= C. Robert Wieser =

C. Robert Wieser (January 19, 1919 – March 1, 2011) was an American electrical engineer and later became a developer of electrical and computing technology. He was especially and particularly noted for having contributed to the development of the Cape Cod Air Defense system (Cape Cod Air Force Station) and SAGE system.

Wieser directed the first successful testing of the technology necessary for the creation of an airborne interception system (using radar and computers), which from this embryonic state, would later develop into the Semi-Automatic Ground Environment system (SAGE). The SAGE system led to the development of technology known as packet switching, which contributed directly, from being a composite element of technology, to the creation of the ARPANET and ultimately the Internet.

==Short biography==

Wieser was born Charles Robert Wieser in New Rochelle, New York on January 19, 1919.

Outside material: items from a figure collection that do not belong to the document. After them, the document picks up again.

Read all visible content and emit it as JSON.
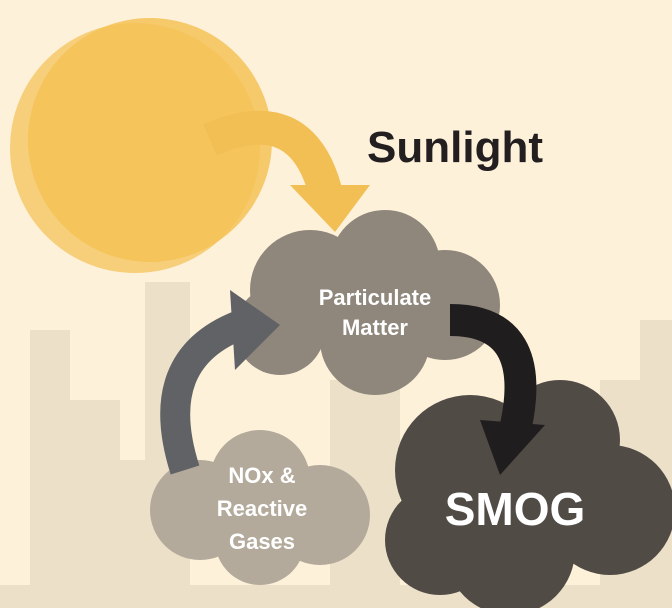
{
  "sun": {
    "label": "Sunlight"
  },
  "nodes": [
    {
      "lines": [
        "Particulate",
        "Matter"
      ]
    },
    {
      "lines": [
        "NOx &",
        "Reactive",
        "Gases"
      ]
    },
    {
      "lines": [
        "SMOG"
      ]
    }
  ]
}
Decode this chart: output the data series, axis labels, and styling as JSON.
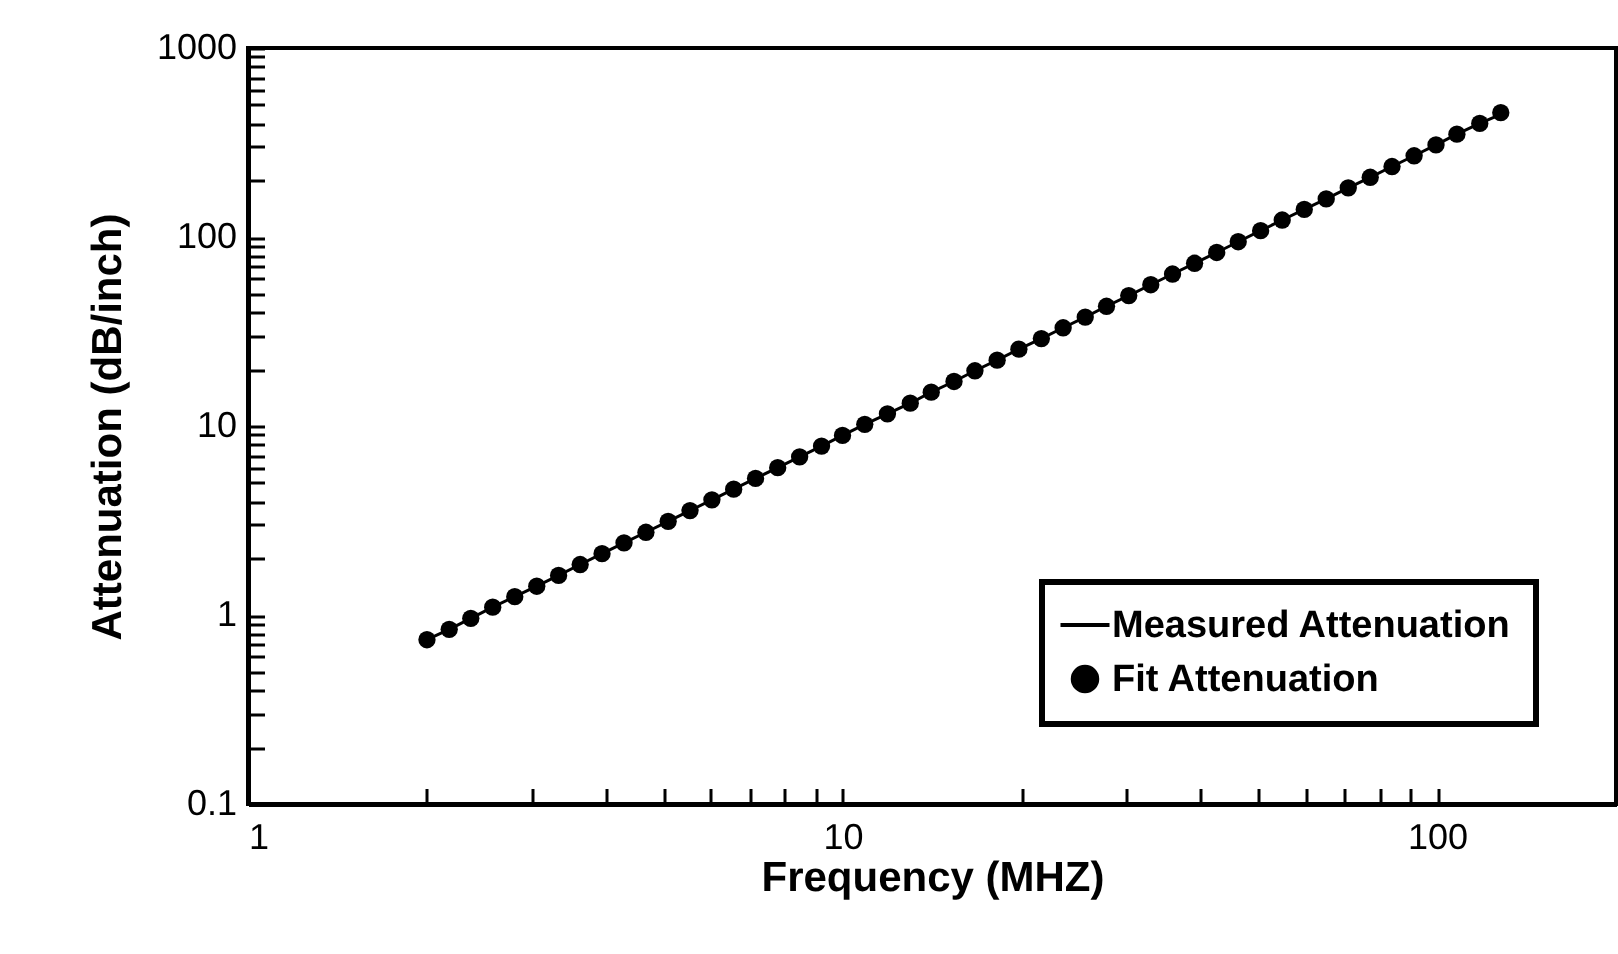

The following information shows a biographical history of C. Robert Wieser made using three sources:

- 1940 - graduated from MIT with a Bachelor in Science in Electrical Engineering and a Masters of Science in the subject Electrical Engineering.
- from 1940 to 1942 - worked for the Boston Edison Company.
- worked for MIT Servornechanisms Laboratory, developing the application of the Whirlwind I to air traffic control and subsequently to air defence usage (circa 1949).
- 1951 - joined the MIT Lincoln Laboratory, where he was leader of a group developing the Cape Cod Air Defense Direction Center, and involved in the preparation of the operational and mathematical specifications for the SAGE air defence system. Later he was appointed as head, assistant director, and finally as deputy director of the Systems Division.
- 1968 - was employed at the Office of the Secretary of Defense.
- 1971 - appointed as director of the Advanced Weapons Programs within the Douglas Astronautics Company.
- 1982 - vice president and general manager of the Western Division of Physical Dynamics, Inc., RES Operations
- 1985 - Director of Engineering at Science Applications International Corporation (Newport Beach, California).

Wieser died on March 1, 2011, aged 92.